Caminé montaña arriba por las calles del pueblo, entre fachadas pintadas y el mercado local, hasta la iglesia que corona la montaña. La iglesia estaba rodeada de piedras, algunas con patrones prehispánicos como espirales y círculos. Al pasear por las piedras conocí a un hombre de baja estatura, en su treintena, con ropa desgastada y mirada cansada que disfrutaba la vista. Me contó que había sido camionero, pero que se había quedado sin trabajo y estaba pasando por una mala racha. Miramos la llanura y las montañas debajo de nosotros y levantamos la vista para ver los volcanes.

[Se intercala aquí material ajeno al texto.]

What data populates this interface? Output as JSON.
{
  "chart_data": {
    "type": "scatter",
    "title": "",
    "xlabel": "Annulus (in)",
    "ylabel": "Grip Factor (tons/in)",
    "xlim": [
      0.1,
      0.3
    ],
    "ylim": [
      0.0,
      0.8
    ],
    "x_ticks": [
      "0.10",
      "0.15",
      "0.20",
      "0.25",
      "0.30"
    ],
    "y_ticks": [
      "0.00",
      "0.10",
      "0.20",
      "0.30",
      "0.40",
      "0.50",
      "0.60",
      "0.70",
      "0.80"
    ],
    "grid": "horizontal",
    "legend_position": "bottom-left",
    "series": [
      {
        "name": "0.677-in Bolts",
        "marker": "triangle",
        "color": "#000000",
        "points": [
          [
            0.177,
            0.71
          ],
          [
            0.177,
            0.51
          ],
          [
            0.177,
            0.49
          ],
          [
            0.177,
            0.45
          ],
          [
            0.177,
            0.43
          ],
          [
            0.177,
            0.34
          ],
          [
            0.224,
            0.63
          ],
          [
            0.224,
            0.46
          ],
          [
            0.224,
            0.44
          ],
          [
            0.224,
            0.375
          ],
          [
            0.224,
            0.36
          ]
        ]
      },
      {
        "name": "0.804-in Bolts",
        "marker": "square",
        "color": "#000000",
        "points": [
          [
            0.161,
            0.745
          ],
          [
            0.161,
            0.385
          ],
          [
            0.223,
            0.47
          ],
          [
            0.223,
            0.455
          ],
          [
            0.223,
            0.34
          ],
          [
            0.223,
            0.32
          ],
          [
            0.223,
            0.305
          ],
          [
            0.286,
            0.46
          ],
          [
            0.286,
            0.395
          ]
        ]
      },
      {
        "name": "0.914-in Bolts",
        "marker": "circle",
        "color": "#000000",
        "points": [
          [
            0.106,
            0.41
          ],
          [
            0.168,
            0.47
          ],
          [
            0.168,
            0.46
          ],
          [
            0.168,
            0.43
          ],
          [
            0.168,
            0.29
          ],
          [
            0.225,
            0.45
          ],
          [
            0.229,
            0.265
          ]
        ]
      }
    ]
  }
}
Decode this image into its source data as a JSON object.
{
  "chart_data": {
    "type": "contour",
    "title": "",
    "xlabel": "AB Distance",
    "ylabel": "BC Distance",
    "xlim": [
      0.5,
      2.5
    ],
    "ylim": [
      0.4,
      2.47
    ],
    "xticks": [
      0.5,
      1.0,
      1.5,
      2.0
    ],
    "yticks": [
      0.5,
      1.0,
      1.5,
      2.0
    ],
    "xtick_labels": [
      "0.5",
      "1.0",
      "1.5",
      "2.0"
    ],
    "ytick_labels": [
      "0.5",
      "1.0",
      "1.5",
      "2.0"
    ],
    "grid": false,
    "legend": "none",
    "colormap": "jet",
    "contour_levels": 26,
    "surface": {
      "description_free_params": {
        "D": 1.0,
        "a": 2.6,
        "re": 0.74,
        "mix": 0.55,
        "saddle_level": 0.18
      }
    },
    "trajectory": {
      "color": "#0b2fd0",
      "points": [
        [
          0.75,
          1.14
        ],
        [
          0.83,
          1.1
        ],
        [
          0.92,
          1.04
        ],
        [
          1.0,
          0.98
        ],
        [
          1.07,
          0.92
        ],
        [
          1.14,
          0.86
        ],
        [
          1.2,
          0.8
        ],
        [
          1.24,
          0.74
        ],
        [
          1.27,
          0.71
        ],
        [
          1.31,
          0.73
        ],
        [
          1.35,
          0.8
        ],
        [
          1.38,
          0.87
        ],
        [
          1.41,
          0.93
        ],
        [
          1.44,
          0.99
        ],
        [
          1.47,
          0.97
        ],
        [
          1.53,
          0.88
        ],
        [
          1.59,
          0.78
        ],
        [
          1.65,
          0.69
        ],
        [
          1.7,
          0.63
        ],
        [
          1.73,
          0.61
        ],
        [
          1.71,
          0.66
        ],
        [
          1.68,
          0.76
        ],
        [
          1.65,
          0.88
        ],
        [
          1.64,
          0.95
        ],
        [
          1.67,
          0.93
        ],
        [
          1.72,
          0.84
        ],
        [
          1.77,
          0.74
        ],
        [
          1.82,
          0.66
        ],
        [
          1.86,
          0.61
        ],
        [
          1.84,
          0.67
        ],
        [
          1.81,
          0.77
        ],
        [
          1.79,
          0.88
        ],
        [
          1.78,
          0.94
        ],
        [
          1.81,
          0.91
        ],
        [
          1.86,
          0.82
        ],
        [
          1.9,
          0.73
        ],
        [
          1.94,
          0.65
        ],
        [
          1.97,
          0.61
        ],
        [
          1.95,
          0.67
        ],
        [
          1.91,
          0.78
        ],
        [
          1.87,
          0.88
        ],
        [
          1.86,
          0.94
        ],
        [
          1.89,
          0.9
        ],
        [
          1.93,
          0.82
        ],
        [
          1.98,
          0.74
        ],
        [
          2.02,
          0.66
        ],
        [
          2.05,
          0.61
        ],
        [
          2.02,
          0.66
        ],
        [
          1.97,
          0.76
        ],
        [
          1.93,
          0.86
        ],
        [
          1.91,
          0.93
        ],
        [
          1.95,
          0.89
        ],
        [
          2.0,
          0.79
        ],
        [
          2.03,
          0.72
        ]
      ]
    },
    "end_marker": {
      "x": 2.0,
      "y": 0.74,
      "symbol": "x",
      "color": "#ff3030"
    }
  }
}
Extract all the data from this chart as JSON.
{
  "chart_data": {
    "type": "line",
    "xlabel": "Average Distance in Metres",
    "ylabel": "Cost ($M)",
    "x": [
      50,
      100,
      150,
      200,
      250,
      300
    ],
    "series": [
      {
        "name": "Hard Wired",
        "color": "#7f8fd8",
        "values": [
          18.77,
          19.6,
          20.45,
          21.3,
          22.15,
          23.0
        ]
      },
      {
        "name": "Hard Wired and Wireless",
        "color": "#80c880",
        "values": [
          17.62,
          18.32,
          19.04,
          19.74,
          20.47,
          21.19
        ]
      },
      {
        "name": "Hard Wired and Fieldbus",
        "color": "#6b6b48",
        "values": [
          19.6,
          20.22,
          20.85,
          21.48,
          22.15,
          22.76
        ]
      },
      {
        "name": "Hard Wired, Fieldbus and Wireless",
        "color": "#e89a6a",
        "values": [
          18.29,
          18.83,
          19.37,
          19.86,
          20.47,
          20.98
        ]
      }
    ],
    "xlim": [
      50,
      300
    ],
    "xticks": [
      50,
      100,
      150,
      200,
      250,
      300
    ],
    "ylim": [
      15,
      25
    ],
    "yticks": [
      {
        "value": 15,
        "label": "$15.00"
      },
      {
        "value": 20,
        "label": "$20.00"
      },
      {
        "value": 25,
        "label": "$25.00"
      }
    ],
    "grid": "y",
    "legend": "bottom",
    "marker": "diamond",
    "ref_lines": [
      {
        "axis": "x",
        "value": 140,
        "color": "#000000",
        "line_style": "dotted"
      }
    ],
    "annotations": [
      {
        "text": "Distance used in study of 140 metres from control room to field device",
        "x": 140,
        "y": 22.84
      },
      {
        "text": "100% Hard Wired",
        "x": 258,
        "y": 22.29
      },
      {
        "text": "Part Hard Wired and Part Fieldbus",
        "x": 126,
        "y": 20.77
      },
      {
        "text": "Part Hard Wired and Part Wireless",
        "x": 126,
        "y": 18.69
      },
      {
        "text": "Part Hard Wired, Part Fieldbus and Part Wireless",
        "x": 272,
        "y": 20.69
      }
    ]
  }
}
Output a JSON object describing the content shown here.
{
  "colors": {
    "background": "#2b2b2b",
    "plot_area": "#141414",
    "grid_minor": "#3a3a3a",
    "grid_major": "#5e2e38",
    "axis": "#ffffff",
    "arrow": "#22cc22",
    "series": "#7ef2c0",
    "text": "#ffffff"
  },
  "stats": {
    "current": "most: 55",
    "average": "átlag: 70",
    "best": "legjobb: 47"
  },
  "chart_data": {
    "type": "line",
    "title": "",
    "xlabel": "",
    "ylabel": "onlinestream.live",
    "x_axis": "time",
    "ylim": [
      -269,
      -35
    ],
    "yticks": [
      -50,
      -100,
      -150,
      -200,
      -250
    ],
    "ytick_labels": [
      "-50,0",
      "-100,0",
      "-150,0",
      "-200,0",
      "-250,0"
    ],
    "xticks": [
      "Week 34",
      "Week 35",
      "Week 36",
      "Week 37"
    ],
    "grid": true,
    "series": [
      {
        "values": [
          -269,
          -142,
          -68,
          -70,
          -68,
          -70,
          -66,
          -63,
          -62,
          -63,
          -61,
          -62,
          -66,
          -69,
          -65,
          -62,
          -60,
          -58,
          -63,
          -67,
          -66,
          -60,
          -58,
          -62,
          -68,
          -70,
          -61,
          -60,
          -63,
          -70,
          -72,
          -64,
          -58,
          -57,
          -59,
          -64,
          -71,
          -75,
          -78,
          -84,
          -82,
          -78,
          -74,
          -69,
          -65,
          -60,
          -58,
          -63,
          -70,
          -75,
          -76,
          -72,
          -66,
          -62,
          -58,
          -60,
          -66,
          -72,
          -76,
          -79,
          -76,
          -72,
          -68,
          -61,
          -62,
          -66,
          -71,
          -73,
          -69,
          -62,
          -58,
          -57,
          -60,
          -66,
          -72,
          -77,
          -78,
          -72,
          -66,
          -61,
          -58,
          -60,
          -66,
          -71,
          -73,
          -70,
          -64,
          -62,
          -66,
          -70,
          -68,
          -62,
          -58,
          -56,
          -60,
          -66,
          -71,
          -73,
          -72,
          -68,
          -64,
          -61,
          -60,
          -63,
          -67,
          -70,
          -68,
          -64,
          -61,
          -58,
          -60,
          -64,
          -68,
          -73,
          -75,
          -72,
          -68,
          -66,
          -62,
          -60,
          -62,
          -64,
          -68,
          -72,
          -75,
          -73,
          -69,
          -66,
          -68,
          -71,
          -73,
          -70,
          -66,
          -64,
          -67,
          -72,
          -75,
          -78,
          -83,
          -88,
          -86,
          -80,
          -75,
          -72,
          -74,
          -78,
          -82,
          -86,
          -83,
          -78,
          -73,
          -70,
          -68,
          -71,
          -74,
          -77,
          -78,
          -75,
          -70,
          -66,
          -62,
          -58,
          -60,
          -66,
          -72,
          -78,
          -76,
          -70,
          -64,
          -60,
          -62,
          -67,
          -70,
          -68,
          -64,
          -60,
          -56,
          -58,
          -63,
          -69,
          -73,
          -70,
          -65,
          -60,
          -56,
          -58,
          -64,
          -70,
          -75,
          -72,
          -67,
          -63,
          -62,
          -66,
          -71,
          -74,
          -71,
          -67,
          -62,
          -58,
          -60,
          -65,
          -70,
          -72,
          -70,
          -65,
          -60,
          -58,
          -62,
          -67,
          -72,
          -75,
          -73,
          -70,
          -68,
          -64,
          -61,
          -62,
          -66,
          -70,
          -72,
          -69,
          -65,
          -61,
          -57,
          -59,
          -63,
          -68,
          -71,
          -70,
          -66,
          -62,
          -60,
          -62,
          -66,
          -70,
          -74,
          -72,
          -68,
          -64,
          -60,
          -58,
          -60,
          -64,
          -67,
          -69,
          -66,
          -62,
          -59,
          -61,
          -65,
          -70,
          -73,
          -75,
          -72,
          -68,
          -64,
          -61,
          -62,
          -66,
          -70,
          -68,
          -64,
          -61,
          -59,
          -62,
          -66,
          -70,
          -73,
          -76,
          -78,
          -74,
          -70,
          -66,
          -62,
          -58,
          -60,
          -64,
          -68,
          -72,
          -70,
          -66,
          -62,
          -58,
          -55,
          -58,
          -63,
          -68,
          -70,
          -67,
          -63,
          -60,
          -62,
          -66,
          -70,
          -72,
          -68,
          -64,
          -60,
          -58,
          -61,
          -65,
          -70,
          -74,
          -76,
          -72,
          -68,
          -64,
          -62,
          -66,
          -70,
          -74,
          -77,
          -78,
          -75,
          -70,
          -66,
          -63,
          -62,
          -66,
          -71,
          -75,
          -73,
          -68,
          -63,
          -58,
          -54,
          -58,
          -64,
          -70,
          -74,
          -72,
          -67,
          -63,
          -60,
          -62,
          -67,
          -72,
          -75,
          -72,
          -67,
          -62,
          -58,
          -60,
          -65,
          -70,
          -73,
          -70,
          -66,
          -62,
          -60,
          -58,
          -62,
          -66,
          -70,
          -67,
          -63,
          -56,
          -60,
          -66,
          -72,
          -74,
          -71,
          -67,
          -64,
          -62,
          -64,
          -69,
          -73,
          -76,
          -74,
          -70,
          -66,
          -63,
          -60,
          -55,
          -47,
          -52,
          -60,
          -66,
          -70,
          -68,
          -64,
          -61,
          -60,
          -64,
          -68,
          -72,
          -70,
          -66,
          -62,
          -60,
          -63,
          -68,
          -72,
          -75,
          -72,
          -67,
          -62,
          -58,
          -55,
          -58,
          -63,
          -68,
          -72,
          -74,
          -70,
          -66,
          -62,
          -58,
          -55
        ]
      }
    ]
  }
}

Le conté que estaba recorriendo los límites de la ciudad. Respondió que él también era pata de perro y le gustaba caminar alrededor de la región. Había escalado el Popocatépetl cuando estaba activo y dentro del cráter había visto un lago pequeño de agua verde del que emanaba vapor. Le gustaba caminar días enteros por los desfiladeros y cuestas del Iztaccíhuatl, en donde había encontrado cavernas con imágenes de ídolos. Señaló un punto a la distancia en donde descansaban las ruinas de alguna hacienda. Una vez, cuando caminaba solo, se encontró con un grupo de gente vestida con túnicas y máscaras blancas puntiagudas celebrando un ritual, consiguió ocultarse y alejarse sin ser visto. No había logrado identificar la religión, pero lo que vio lo había perturbado.
Observamos los volcanes imponentes. México es una cultura idólatra para la que tanto las estatuillas de santos como los volcanes están infundidos de cualidades espirituales. Como si se tratara de un campo gravitacional que disminuye con la distancia, el alma de un sitio o ídolo sólo tiene alcance geográfico limitado. Desde la punta de la montaña de Cocotitlán se escuchaba el silbido de los volcanes monumentales y el tiempo replegarse como si fuera eco. En los pueblos a las faldas de los volcanes se les sigue idolatrando como si fueran deidades; al mirar al sudoeste desde Cocotitlán, no era difícil imaginar por qué.
El camionero desempleado también me contó que el Día de la Independencia la gente sacaba sus pistolas y dispara al aire. Algunas de ellas eran muy antiguas, de la Revolución, aunque muchas otras eran nuevas. Los vecinos aprovechan la ocasión para demostrar que están armados y que es mejor no meterse con ellos. Imaginé el eco del tiroteo desde la montaña cortada.
El atractivo de los volcanes al este era potente, pero me encontraba en la órbita de otro espíritu. Mi ruta se extendía al margen de la megalópolis, al norte, entre los cerros de Ixtapaluca y la ciénaga extensa del Lago de Texcoco más adelante.
Descendí por el pueblo a mi hotel en la llanura.